Dalam daftar peringkat, posisi Kalteng hanya berada di bawah Jawa Timur, Sulawesi Selatan, Jawa Barat, Sumatera Selatan, Maluku Utara, dan Jawa Tengah. Adapun provinsi yang berhasil dilewati antara lain Aceh, Sumatera Barat, Kepulauan Bangka Belitung, hingga DKI Jakarta.
Plt Kepala Dinas Penanaman Modal dan Pelayanan Terpadu Satu Pintu (DPMPTSP) Provinsi Kalteng, Rangga Lesmana, menyebut capaian ini merupakan buah dari reformasi birokrasi yang berjalan di lingkungan pemprov. Digitalisasi layanan perizinan menjadi salah satu faktor utama yang mendorong percepatan dan transparansi.
“Capaian ini merupakan hasil kerja keras dan kolaborasi seluruh jajaran Pemerintah Provinsi Kalimantan Tengah, khususnya perangkat daerah yang terlibat dalam upaya peningkatan kualitas pelayanan publik dan kemudahan berusaha,” kata Rangga dalam keterangan resminya, Senin (3/8/2026).
Keberhasilan ini tidak hanya berhenti pada peringkat. Rangga menegaskan bahwa iklim investasi yang kondusif harus berdampak langsung pada masyarakat Kalimantan Tengah. Ia memastikan seluruh layanan akan diarahkan untuk mendukung visi Gubernur Kalteng dalam pembangunan berkelanjutan.

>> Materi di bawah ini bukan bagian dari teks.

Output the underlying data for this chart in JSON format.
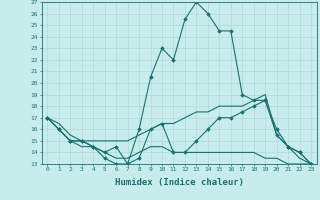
{
  "xlabel": "Humidex (Indice chaleur)",
  "x": [
    0,
    1,
    2,
    3,
    4,
    5,
    6,
    7,
    8,
    9,
    10,
    11,
    12,
    13,
    14,
    15,
    16,
    17,
    18,
    19,
    20,
    21,
    22,
    23
  ],
  "line1_marked": [
    17,
    16,
    15,
    15,
    14.5,
    13.5,
    13,
    13,
    13.5,
    16,
    16.5,
    14,
    14,
    15,
    16,
    17,
    17,
    17.5,
    18,
    18.5,
    16,
    14.5,
    14,
    13
  ],
  "line2_marked": [
    17,
    16,
    15,
    15,
    14.5,
    14,
    14.5,
    13,
    16,
    20.5,
    23,
    22,
    25.5,
    27,
    26,
    24.5,
    24.5,
    19,
    18.5,
    18.5,
    15.5,
    14.5,
    14,
    13
  ],
  "line3_plain": [
    17,
    16.5,
    15.5,
    15,
    15,
    15,
    15,
    15,
    15.5,
    16,
    16.5,
    16.5,
    17,
    17.5,
    17.5,
    18,
    18,
    18,
    18.5,
    19,
    15.5,
    14.5,
    13.5,
    13
  ],
  "line4_plain": [
    17,
    16,
    15,
    14.5,
    14.5,
    14,
    13.5,
    13.5,
    14,
    14.5,
    14.5,
    14,
    14,
    14,
    14,
    14,
    14,
    14,
    14,
    13.5,
    13.5,
    13,
    13,
    13
  ],
  "ylim": [
    13,
    27
  ],
  "yticks": [
    13,
    14,
    15,
    16,
    17,
    18,
    19,
    20,
    21,
    22,
    23,
    24,
    25,
    26,
    27
  ],
  "xticks": [
    0,
    1,
    2,
    3,
    4,
    5,
    6,
    7,
    8,
    9,
    10,
    11,
    12,
    13,
    14,
    15,
    16,
    17,
    18,
    19,
    20,
    21,
    22,
    23
  ],
  "line_color": "#1a7070",
  "bg_color": "#c8ecec",
  "grid_color": "#a8d4d4",
  "spine_color": "#1a7070"
}
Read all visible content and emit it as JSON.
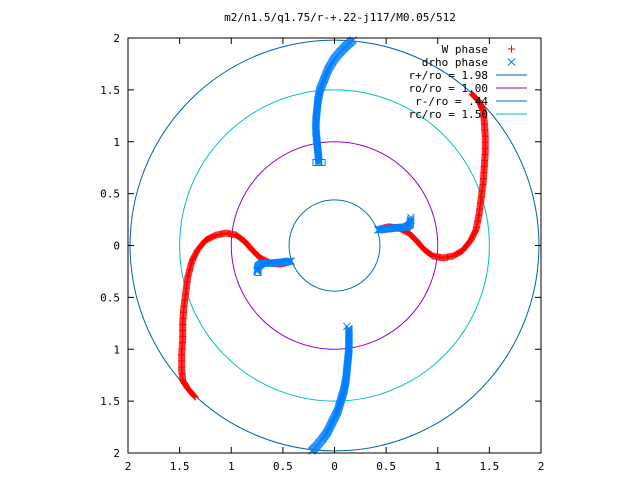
{
  "chart_data": {
    "type": "scatter",
    "title": "m2/n1.5/q1.75/r-+.22-j117/M0.05/512",
    "xlim": [
      -2,
      2
    ],
    "ylim": [
      -2,
      2
    ],
    "xticks": [
      -2,
      -1.5,
      -1,
      -0.5,
      0,
      0.5,
      1,
      1.5,
      2
    ],
    "yticks": [
      -2,
      -1.5,
      -1,
      -0.5,
      0,
      0.5,
      1,
      1.5,
      2
    ],
    "xtick_labels": [
      "2",
      "1.5",
      "1",
      "0.5",
      "0",
      "0.5",
      "1",
      "1.5",
      "2"
    ],
    "ytick_labels": [
      "2",
      "1.5",
      "1",
      "0.5",
      "0",
      "0.5",
      "1",
      "1.5",
      "2"
    ],
    "grid": false,
    "legend_position": "top-right",
    "series": [
      {
        "name": "W phase",
        "marker": "plus",
        "color": "#ff0000",
        "arms": [
          [
            [
              -1.35,
              -1.46
            ],
            [
              -1.42,
              -1.38
            ],
            [
              -1.47,
              -1.3
            ],
            [
              -1.48,
              -1.2
            ],
            [
              -1.48,
              -1.05
            ],
            [
              -1.47,
              -0.9
            ],
            [
              -1.47,
              -0.75
            ],
            [
              -1.46,
              -0.6
            ],
            [
              -1.44,
              -0.45
            ],
            [
              -1.42,
              -0.3
            ],
            [
              -1.38,
              -0.15
            ],
            [
              -1.33,
              -0.05
            ],
            [
              -1.25,
              0.05
            ],
            [
              -1.15,
              0.1
            ],
            [
              -1.05,
              0.12
            ],
            [
              -0.95,
              0.1
            ],
            [
              -0.87,
              0.04
            ],
            [
              -0.8,
              -0.04
            ],
            [
              -0.72,
              -0.12
            ],
            [
              -0.62,
              -0.17
            ],
            [
              -0.52,
              -0.18
            ],
            [
              -0.44,
              -0.16
            ]
          ],
          [
            [
              1.33,
              1.46
            ],
            [
              1.4,
              1.39
            ],
            [
              1.44,
              1.3
            ],
            [
              1.45,
              1.2
            ],
            [
              1.46,
              1.05
            ],
            [
              1.46,
              0.9
            ],
            [
              1.45,
              0.75
            ],
            [
              1.44,
              0.6
            ],
            [
              1.42,
              0.45
            ],
            [
              1.4,
              0.3
            ],
            [
              1.37,
              0.15
            ],
            [
              1.32,
              0.05
            ],
            [
              1.24,
              -0.05
            ],
            [
              1.15,
              -0.1
            ],
            [
              1.05,
              -0.12
            ],
            [
              0.95,
              -0.1
            ],
            [
              0.87,
              -0.04
            ],
            [
              0.8,
              0.04
            ],
            [
              0.72,
              0.12
            ],
            [
              0.62,
              0.17
            ],
            [
              0.52,
              0.18
            ],
            [
              0.44,
              0.16
            ]
          ]
        ]
      },
      {
        "name": "drho phase",
        "marker": "cross",
        "color": "#0080ff",
        "arms": [
          [
            [
              -0.75,
              -0.25
            ],
            [
              -0.74,
              -0.2
            ],
            [
              -0.7,
              -0.17
            ],
            [
              -0.6,
              -0.17
            ],
            [
              -0.5,
              -0.16
            ],
            [
              -0.42,
              -0.15
            ]
          ],
          [
            [
              0.42,
              0.15
            ],
            [
              0.5,
              0.16
            ],
            [
              0.6,
              0.17
            ],
            [
              0.7,
              0.18
            ],
            [
              0.73,
              0.2
            ],
            [
              0.74,
              0.25
            ]
          ],
          [
            [
              -0.15,
              0.8
            ],
            [
              -0.16,
              0.9
            ],
            [
              -0.17,
              1.0
            ],
            [
              -0.18,
              1.1
            ],
            [
              -0.18,
              1.2
            ],
            [
              -0.17,
              1.3
            ],
            [
              -0.16,
              1.4
            ],
            [
              -0.14,
              1.5
            ],
            [
              -0.1,
              1.6
            ],
            [
              -0.06,
              1.7
            ],
            [
              0.0,
              1.8
            ],
            [
              0.06,
              1.87
            ],
            [
              0.12,
              1.93
            ],
            [
              0.18,
              1.98
            ]
          ],
          [
            [
              0.14,
              -0.8
            ],
            [
              0.14,
              -0.9
            ],
            [
              0.14,
              -1.0
            ],
            [
              0.13,
              -1.1
            ],
            [
              0.12,
              -1.2
            ],
            [
              0.11,
              -1.3
            ],
            [
              0.09,
              -1.4
            ],
            [
              0.06,
              -1.5
            ],
            [
              0.03,
              -1.6
            ],
            [
              -0.02,
              -1.7
            ],
            [
              -0.07,
              -1.8
            ],
            [
              -0.12,
              -1.87
            ],
            [
              -0.18,
              -1.94
            ],
            [
              -0.22,
              -1.98
            ]
          ]
        ],
        "open_squares": [
          [
            -0.12,
            0.8
          ],
          [
            -0.18,
            0.8
          ],
          [
            -0.74,
            -0.26
          ]
        ],
        "isolated_crosses": [
          [
            0.74,
            0.27
          ],
          [
            0.12,
            -0.78
          ]
        ]
      }
    ],
    "circles": [
      {
        "name": "r+/ro = 1.98",
        "radius": 1.98,
        "color": "#0060ad"
      },
      {
        "name": "ro/ro = 1.00",
        "radius": 1.0,
        "color": "#9400d3"
      },
      {
        "name": "r-/ro = .44",
        "radius": 0.44,
        "color": "#0070c0"
      },
      {
        "name": "rc/ro = 1.50",
        "radius": 1.5,
        "color": "#00c0c0"
      }
    ]
  }
}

“Investasi yang masuk ke Kalimantan Tengah harus mampu memberikan nilai tambah, membuka lapangan kerja, meningkatkan kesejahteraan masyarakat, serta mendukung terwujudnya Kalimantan Tengah yang semakin Berkah, Maju, dan Sejahtera,” tambah Rangga.
Pemprov Kalteng kini berkomitmen mempertahankan tren positif ini. Peringkat ketujuh nasional dianggap sebagai pijakan untuk terus menaikkan kualitas pelayanan, seiring meningkatnya minat investor ke wilayah yang dikenal kaya akan sumber daya alam tersebut.